Antes de todo esto, yo tuve un novio bolsa. Una de esas personas que por una cosa o por otra son incapaces de llevar un solo bulto en sus manos. Parecen abetos de Navidad vencidos por el peso de las ramas. Nunca nos cogíamos las manos. Las suyas siempre estaban ocupadas. Mi hombre bolsa era un ser en constante mudanza. A veces llevaba botellas de vino, otras un libro viejo de pinturas, un táper de su madre o unos calcetines recién comprados… o un portátil enorme y unas latas para comer algo. En su casa había bolsas por todas partes, ropa apelotonada, papeles viejos. Quizá por eso siempre olía a polvo. Yo me movía en zigzag entre cajas viejas como si buscara a mi novio bolsa en una pecera.

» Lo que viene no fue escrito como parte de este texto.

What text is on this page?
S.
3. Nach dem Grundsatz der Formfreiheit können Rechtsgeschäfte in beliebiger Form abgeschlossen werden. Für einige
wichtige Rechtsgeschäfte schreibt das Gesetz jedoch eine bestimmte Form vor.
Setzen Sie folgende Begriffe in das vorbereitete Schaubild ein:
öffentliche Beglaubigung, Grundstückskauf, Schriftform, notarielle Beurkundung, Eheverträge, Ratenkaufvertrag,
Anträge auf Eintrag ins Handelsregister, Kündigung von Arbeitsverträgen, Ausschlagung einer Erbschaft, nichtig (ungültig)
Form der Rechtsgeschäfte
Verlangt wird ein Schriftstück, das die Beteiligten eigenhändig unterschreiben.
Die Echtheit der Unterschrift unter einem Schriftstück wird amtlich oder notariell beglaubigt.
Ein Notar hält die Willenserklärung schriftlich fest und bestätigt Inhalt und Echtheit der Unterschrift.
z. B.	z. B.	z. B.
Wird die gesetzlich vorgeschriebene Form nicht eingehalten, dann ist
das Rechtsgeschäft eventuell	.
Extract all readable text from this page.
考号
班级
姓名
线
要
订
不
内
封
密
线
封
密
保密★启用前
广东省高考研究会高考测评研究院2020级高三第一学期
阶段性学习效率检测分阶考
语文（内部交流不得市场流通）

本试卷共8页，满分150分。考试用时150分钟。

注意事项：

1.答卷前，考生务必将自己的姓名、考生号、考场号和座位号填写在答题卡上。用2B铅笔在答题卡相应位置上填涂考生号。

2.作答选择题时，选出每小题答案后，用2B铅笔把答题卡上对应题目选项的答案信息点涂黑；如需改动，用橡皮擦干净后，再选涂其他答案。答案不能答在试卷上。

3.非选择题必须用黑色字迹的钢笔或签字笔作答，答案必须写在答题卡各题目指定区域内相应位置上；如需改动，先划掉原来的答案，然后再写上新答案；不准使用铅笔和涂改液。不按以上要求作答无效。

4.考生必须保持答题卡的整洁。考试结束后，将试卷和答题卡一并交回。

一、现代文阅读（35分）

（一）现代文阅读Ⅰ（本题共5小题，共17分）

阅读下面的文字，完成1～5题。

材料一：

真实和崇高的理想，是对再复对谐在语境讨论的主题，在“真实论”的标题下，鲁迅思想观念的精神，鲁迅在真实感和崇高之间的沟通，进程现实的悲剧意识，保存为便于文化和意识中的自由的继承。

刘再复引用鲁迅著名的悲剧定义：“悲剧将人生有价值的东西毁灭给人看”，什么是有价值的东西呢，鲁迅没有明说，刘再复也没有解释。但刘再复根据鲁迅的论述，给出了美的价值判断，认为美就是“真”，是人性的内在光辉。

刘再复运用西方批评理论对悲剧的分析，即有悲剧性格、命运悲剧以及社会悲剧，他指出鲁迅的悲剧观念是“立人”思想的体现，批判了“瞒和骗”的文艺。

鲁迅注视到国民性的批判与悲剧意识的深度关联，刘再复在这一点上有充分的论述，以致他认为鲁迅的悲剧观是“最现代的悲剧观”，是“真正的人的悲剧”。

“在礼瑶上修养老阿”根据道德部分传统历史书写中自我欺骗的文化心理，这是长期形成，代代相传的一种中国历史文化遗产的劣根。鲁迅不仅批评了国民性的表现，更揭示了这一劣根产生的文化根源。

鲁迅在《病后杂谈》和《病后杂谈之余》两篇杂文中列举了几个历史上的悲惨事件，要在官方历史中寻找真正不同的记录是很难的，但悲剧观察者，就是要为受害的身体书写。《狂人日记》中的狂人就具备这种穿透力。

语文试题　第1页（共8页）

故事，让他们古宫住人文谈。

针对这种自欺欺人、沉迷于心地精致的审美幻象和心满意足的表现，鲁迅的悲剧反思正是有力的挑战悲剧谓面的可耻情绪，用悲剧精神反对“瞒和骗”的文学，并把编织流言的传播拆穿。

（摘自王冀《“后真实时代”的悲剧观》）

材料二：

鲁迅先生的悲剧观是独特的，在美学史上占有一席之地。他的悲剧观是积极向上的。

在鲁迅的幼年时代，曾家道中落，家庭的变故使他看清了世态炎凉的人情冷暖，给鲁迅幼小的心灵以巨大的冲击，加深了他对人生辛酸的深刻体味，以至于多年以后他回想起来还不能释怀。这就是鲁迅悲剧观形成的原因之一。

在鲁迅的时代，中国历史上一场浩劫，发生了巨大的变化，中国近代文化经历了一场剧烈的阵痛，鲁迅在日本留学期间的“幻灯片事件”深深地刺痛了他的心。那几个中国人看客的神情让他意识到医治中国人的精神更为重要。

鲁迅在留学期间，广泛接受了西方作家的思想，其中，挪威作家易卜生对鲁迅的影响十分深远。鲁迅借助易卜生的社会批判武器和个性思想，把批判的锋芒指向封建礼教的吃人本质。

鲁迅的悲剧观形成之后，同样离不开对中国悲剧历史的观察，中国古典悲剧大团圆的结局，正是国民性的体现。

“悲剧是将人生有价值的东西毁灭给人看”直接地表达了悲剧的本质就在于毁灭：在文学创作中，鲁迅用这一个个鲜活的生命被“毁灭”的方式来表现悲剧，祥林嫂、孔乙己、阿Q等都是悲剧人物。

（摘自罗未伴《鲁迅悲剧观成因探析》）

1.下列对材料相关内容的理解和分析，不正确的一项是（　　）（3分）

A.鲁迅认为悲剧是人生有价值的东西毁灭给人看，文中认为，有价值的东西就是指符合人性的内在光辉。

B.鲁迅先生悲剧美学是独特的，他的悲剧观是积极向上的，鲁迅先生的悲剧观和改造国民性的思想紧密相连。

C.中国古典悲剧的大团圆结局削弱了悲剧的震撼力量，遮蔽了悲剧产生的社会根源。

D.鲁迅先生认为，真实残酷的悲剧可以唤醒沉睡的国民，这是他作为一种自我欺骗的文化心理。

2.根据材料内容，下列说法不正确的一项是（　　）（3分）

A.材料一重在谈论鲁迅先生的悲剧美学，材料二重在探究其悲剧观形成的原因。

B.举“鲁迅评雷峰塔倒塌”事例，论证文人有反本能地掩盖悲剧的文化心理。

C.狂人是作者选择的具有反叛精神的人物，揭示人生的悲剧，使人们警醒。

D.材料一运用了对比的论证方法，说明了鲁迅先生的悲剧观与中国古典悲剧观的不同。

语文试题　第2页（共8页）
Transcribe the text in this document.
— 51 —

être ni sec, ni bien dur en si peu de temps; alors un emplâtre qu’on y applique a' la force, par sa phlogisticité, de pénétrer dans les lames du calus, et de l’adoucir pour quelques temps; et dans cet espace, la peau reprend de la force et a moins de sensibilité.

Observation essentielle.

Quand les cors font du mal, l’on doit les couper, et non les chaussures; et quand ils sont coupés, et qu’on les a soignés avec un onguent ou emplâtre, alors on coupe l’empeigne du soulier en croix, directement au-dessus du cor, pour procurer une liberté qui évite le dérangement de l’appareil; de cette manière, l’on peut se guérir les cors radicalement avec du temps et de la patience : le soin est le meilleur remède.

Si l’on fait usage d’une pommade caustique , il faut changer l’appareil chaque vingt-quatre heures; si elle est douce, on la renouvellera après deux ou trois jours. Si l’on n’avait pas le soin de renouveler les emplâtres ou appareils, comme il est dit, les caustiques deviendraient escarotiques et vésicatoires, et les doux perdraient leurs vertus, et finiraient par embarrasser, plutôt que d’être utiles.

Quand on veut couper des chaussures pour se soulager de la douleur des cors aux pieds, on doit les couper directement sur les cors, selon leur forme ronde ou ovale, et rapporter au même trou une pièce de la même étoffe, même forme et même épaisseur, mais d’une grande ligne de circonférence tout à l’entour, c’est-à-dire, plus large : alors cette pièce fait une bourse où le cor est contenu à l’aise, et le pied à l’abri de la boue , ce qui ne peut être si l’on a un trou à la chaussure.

Subo un poco el volumen. Cuando se quedan la casa siempre me pongo contenta. Miro a Bob Esponja. Lo acerco un poco a mi sofá. Sigue oliendo mal.
Apago la tele y cojo la bolsa de basura orgánica. Antes de cerrar la puerta agarro la mano de Bob casi sin darme cuenta. Paseamos solos. En realidad no es tan tarde como parece, la calle se vacía ahora más temprano que antes. Como si fuera un Toronto vertical y pobre.
Nos miramos en el escaparate de la santería que hay cerca de casa. La bolsa de basura con toda la decadencia de la semana. Y Bob. Y yo.
Creo que me he pasado el contenedor.
Acaricio la mano. Su tela es como una piel seca. La agarro fuerte. Necesitamos poco espacio él y yo en mi apartamento.
Vuelvo a casa. Al sacar las llaves me doy cuenta de que he vuelto con la bolsa de basura. Ahora soy yo quien lleva las dos manos ocupadas, como una chica bolsa, porque Bob Esponja sigue agarrado a mi mano.
Y suena el teléfono.
—Quédatelo—dice la voz. Mi hermana es de pocas palabras.